Te Ihorangi was opened in 1995 in a hidden corner of Fairfield College's school campus but already, some carvings are in need of repair.

The treasured pou inside the whare are protected but outside, the maihi (barge boards) and amo (bearers) have been exposed to the elements and rot has set in.

Mr Walker said work needed to be done and funds raised but they would get the marae restoration going and back to its former glory.

"Our goal is to get the front looking how it used to," he said. "It's not just the front of the whare but if you look at the fence line, there are these circular platforms and on them, there were these warriors that are in storage at the moment."

Fairfield made headlines for all the wrong reasons in 2011 and the mud stuck but Mr Walker said the restoration of the whare would trickle through the school.

"That's our view on the school as well," he said. "Our school has been through quite a bit and you can see the scars. Once we get the heart back up and healthy again, the school will be healthy again."

The rotating pou tells of the birth of a child, their growth to adolescence, adulthood and finally death and gives a visual pathway for students to achieve in their lives.

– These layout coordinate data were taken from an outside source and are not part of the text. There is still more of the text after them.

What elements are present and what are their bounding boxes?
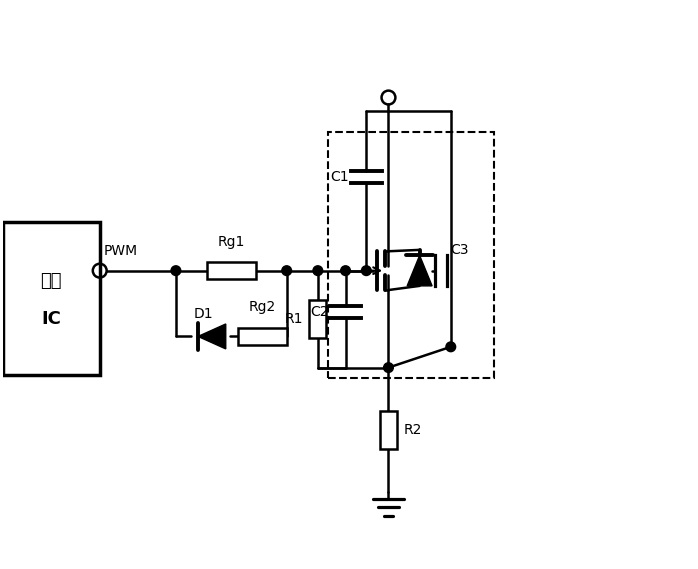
Bar bbox=[309, 300, 327, 338]
Bar bbox=[3, 222, 100, 374]
Bar bbox=[207, 262, 255, 279]
Circle shape bbox=[171, 266, 181, 275]
Text: C1: C1 bbox=[331, 170, 349, 184]
Circle shape bbox=[384, 363, 393, 373]
Circle shape bbox=[341, 266, 350, 275]
Circle shape bbox=[282, 266, 292, 275]
Text: IC: IC bbox=[41, 310, 61, 328]
Text: PWM: PWM bbox=[103, 244, 138, 258]
Text: 电源: 电源 bbox=[40, 272, 62, 290]
Text: C2: C2 bbox=[310, 305, 329, 319]
Text: R2: R2 bbox=[403, 423, 422, 437]
Bar bbox=[328, 132, 494, 378]
Polygon shape bbox=[198, 324, 225, 349]
Text: C3: C3 bbox=[450, 243, 468, 257]
Circle shape bbox=[446, 342, 456, 352]
Text: Rg2: Rg2 bbox=[248, 300, 276, 314]
Text: R1: R1 bbox=[284, 312, 303, 326]
Bar bbox=[238, 328, 287, 345]
Text: Rg1: Rg1 bbox=[218, 234, 245, 249]
Bar bbox=[380, 411, 397, 449]
Text: D1: D1 bbox=[194, 307, 214, 321]
Circle shape bbox=[362, 266, 371, 275]
Circle shape bbox=[313, 266, 322, 275]
Polygon shape bbox=[407, 255, 432, 286]
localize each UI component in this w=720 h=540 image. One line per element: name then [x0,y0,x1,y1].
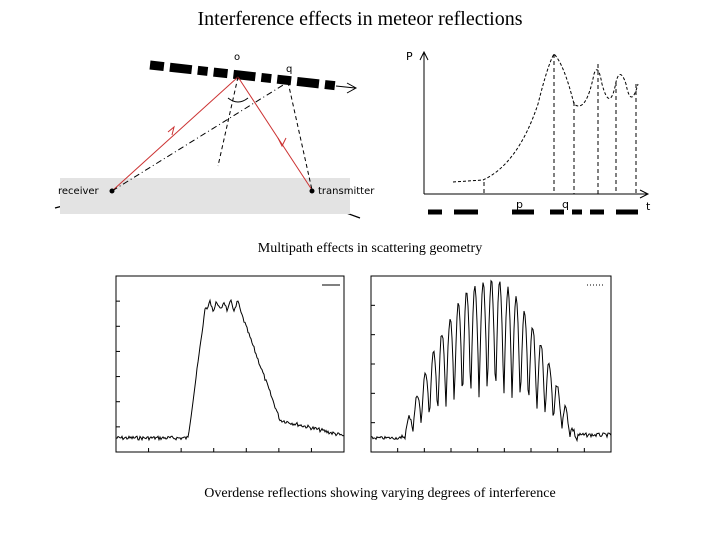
x-axis-arrow [639,189,650,199]
transmitter-label: transmitter [318,186,375,197]
meteor-trail-extension [335,85,356,89]
geometry-caption: Multipath effects in scattering geometry [257,241,483,256]
marker-p-label: p [516,198,523,211]
receiver-station [109,188,115,194]
ray-q-to-transmitter [287,81,313,191]
plot-frame [115,275,345,453]
observed-echo-plot-left [115,275,345,453]
observed-echo-plot-right [370,275,612,453]
marker-q-label: q [562,198,569,211]
receiver-label: receiver [58,186,100,197]
point-q-label: q [286,64,292,75]
normal-line [217,76,239,167]
left-ticks [115,275,345,453]
ray-receiver-to-q [111,81,289,192]
x-axis-label: t [646,200,651,213]
transmitter-station [309,188,315,194]
echo-trace [115,298,345,442]
ray-arrow-2 [277,137,287,148]
point-o-label: o [234,52,240,63]
ray-o-to-transmitter [237,76,313,191]
y-axis-arrow [419,50,429,61]
terrain-hatching [60,178,350,214]
meteor-trail [149,60,339,91]
power-curve [452,53,639,183]
y-axis-label: P [406,50,413,63]
observed-caption: Overdense reflections showing varying de… [204,486,556,501]
echo-trace [370,279,612,443]
power-time-plot: P t p q [406,50,651,215]
angle-arc [227,97,249,103]
right-ticks [370,275,612,453]
ray-arrow-1 [167,125,175,136]
scattering-geometry-diagram: o q receiver transmitter [54,52,375,219]
slide-title: Interference effects in meteor reflectio… [197,8,523,30]
ray-receiver-to-o [111,76,239,192]
trail-direction-arrow [346,82,358,94]
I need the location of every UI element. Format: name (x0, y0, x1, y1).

Junior students who have entered the wharenui have looked on the work with awe and have grown to love the marae in their years at school. "They get blown away, they get told the history and they are just so amazed with the carvings, the look and the purple carpet."

Many of his Maori students grew up in the city and were divorced from their cultural heritage and the marae was a place they could feel at home.

"Regardless of whether it has purple carpet or concrete floors, regardless of if it had 3-D pou or hanging pictures, it's still a place for them to feel a sense of belonging. They don't know who they are, don't know where they come from but this gives them a sense of belonging and it's just a bonus that it's just so magnificent."


Ko Te Ihorangi te wharenui, Ko Aratiatia te marae, Ko Ngati Wairere te iwi haapai, Ko Kukutaaruhe te mana whenua. Te Ihorangi is the wharenui, Aratiatia is the marae, Ngati Wairere is the iwi which gifted the land, Kukutaaruhe is the name of the whenua.